Остановимся подробно на этих аспектах и попытаемся соотнести их с мемуарами О. Стриженова на том основании, что между главными героями романтических поэм, которых рассматривает Ю.В.Манн в своей книге, и персонажем, предстающим со страниц мемуаров О. Стриженова «Исповедь», есть некоторое типологическое сходство.

Начнем с положения автобиографического персонажа в «Исповеди» - в сравнении с другими упомянутыми в ней актерами, друзьями, знакомыми и т.д. Его исключительность, гордость, вера в правоту своих взглядов, характер его отношений с людьми, по нашему мнению, восходят к традициям русского романтизма.

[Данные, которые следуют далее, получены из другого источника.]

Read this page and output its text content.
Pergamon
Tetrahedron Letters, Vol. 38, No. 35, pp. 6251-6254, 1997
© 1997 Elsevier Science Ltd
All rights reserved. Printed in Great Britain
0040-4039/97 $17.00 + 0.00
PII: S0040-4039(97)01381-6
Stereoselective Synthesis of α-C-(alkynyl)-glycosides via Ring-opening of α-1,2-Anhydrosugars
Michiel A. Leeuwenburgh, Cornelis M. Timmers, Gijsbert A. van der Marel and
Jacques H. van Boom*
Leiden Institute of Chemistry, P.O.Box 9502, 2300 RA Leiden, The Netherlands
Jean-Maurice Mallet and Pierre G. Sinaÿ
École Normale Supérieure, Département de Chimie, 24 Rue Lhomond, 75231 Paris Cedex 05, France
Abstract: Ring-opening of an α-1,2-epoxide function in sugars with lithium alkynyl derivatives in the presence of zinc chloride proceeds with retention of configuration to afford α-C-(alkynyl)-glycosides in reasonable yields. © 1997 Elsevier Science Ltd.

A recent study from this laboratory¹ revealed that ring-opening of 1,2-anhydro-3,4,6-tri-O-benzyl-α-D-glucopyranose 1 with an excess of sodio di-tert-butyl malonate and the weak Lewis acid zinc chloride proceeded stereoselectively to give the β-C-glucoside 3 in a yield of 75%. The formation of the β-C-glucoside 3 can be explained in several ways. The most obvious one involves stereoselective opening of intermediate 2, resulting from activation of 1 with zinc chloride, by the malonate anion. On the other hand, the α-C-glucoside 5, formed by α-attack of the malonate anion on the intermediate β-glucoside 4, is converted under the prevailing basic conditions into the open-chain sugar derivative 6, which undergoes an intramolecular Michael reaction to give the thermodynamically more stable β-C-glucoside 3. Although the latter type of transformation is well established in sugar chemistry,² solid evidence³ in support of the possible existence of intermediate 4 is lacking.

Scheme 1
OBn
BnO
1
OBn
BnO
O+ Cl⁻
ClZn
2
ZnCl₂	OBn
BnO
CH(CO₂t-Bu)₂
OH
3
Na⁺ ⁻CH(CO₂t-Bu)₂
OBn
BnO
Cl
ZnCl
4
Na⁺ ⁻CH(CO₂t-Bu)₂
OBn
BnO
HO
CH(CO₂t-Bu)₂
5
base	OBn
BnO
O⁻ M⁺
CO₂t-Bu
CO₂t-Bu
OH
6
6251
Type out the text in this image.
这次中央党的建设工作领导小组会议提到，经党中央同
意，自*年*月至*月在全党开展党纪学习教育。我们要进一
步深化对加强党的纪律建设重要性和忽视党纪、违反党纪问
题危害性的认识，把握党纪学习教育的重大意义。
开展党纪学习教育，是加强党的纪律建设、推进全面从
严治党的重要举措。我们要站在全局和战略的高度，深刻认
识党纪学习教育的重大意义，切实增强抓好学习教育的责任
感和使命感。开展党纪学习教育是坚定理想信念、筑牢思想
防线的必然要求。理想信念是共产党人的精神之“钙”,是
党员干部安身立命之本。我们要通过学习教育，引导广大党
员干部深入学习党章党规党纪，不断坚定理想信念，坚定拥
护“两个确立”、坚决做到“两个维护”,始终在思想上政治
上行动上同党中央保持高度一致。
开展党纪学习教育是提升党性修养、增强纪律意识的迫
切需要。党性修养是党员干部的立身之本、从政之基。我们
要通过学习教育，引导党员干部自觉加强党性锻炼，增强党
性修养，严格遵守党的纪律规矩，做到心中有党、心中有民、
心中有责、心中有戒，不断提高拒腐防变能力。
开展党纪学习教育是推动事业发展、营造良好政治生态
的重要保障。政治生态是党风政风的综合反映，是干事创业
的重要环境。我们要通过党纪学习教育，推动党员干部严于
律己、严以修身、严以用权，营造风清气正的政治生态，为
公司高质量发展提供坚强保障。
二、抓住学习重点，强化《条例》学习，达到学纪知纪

В русской поэме между главным героем и другими – невидимая грань, как, например, в поэме К.Ф. Рылеева «Войнаровский»:

«Иных здесь чувств и мыслей люди:

Они не поняли б меня.

И повесть мрачная моя

Не взволновала бы их груди»

[45, с. 55]

Поэтому по отношению к окружающим герой холоден, сдержан, молчалив, суров. Это, безусловно, ведет к отчуждению центрального персонажа, то есть «главный герой отпадает от большинства своих соотечественников» [34, с. 112]. Отчуждение рассматривается как «выпадение персонажа из принятых норм, обычаев, традиций, восстание против них». Мотивами отчуждения, по Ю.В. Манну, являются «причины личные, романтические: с одной стороны – обманутое честолюбие и задетая гордость, с другой стороны – переживания любви. В русской поэме мотивировка отчуждения – душа романтического конфликта» [34, с. 113].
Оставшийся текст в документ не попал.